Umberto Eco, author of “The Name of the Rose”, dead at 84
His 1980 historical mystery novel The Name of the Rose, which has been translated into more than 40 languages, was a Gothic murder mystery set in an Italian Medieval monastery. He suffered a crisis of faith during this period, abandoning the Roman Catholic Church.
The author of three acclaimed novels, Eco also wrote numerous academic texts, children’s books and essays.
In later years, he contributed to newspapers and magazines.
From 1971 he held the chair of semiotics in the University of Bologna, Europe’s oldest university, and published more than 20 nonfiction books on his research interests.
After taking his doctorate in 1954, Eco started working for the recently established national broadcasting network RAI preparing cultural programs and gaining a lasting interest in mass communication.
In 2003, Eco published a collection of lectures on translations, “Mouse or Rat?”

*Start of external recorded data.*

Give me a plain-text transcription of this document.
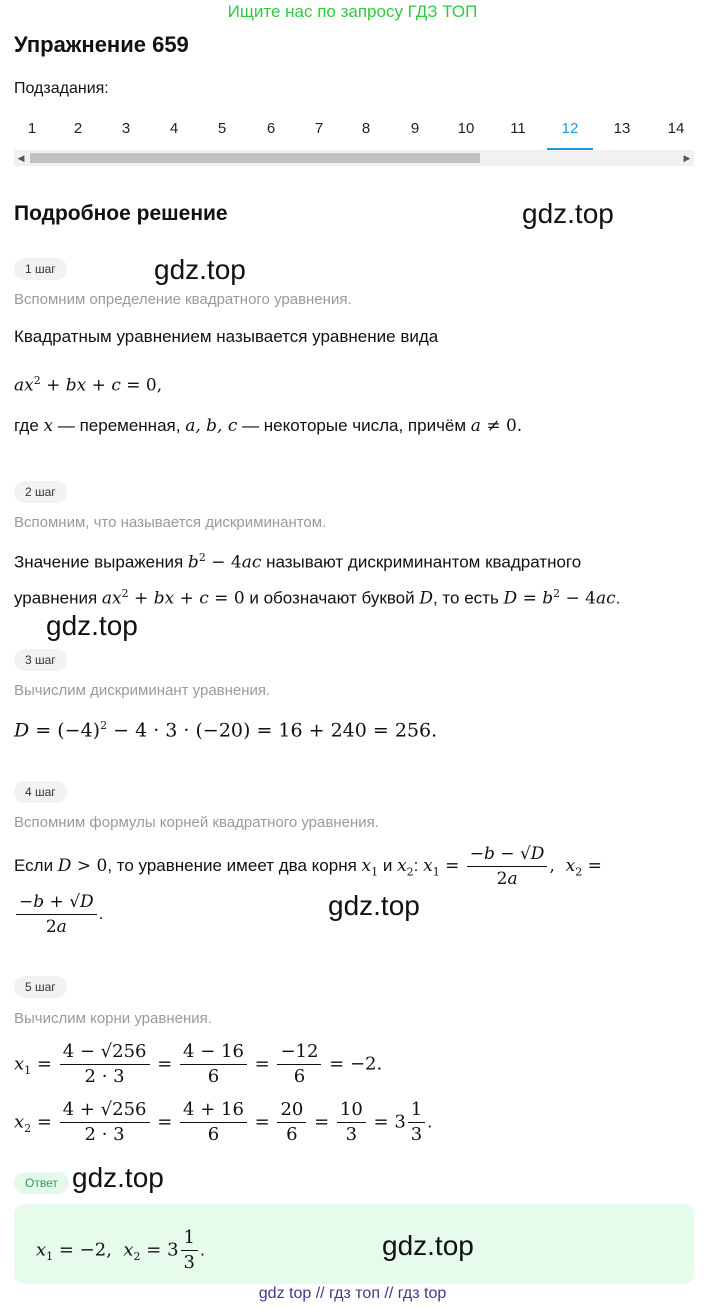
Ищите нас по запросу ГДЗ ТОП
Упражнение 659
Подзадания:
1	2	3	4	5	6	7	8	9	10	11	12	13	14
◀	▶
Подробное решение	gdz.top
1 шаг	gdz.top
Вспомним определение квадратного уравнения.
Квадратным уравнением называется уравнение вида
$ax^2$ + bx + c = 0,
где x — переменная, a, b, c — некоторые числа, причём a ≠ 0.
2 шаг
Вспомним, что называется дискриминантом.
Значение выражения $b^2 - 4ac$ называют дискриминантом квадратного
уравнения $ax^2$ + bx + c = 0 и обозначают буквой D, то есть $D = b^2 - 4ac$.
gdz.top
3 шаг
Вычислим дискриминант уравнения.
$D = (-4)^2 - 4 \cdot 3 \cdot (-20) = 16 + 240 = 256$.
4 шаг
Вспомним формулы корней квадратного уравнения.
Если D > 0, то уравнение имеет два корня $x_1$ и $x_2$: $x_1 = \frac{-b - √D}{2a}$ ,  $x_2$ =
$\frac{-b + √D}{2a}$ .	gdz.top
5 шаг
Вычислим корни уравнения.
$x_1 = \frac{4 - √256}{2 \cdot 3} = \frac{4 - 16}{6} = \frac{-12}{6} = -2$.
$x_2 = \frac{4 + √256}{2 \cdot 3} = \frac{4 + 16}{6} = \frac{20}{6} = \frac{10}{3} = 3 \frac{1}{3}$ .
Ответ gdz.top
$x_1 = -2$,  $x_2 = 3 \frac{1}{3}$ .	gdz.top
gdz top // гдз топ // гдз top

He told NPR’s Scott Simon last October that several of his novels like Foucault’s Pendulum and Numero Zero focused on characters that he affectionately termed “losers” – because “they are more interesting than the winners”. Always a staunch defender of the “complex”, Eco decried the appointment of Silvio Berlusconi as “strongly anti-intellectual”.
“Mickey Mouse can be ideal in the [same] sense that a Japanese haiku is”, Eco told The Guardian in a 2002 interview. “Don’t evaluate Italy from the fact that it produced Raphael and Michelangelo”. In a book by the Renaissance philosopher Tommaso Campanella, a character says, ‘Wait, wait, ‘ and another man responds, ‘I can not’. “People are exhausted of simple things, they want to be challenged”, he said.
He leaves a wife, a German art teacher who he married in 1962 and with whom he had a son and a daughter.
Hillel Italie contributed from NY and Greg Keller from Paris.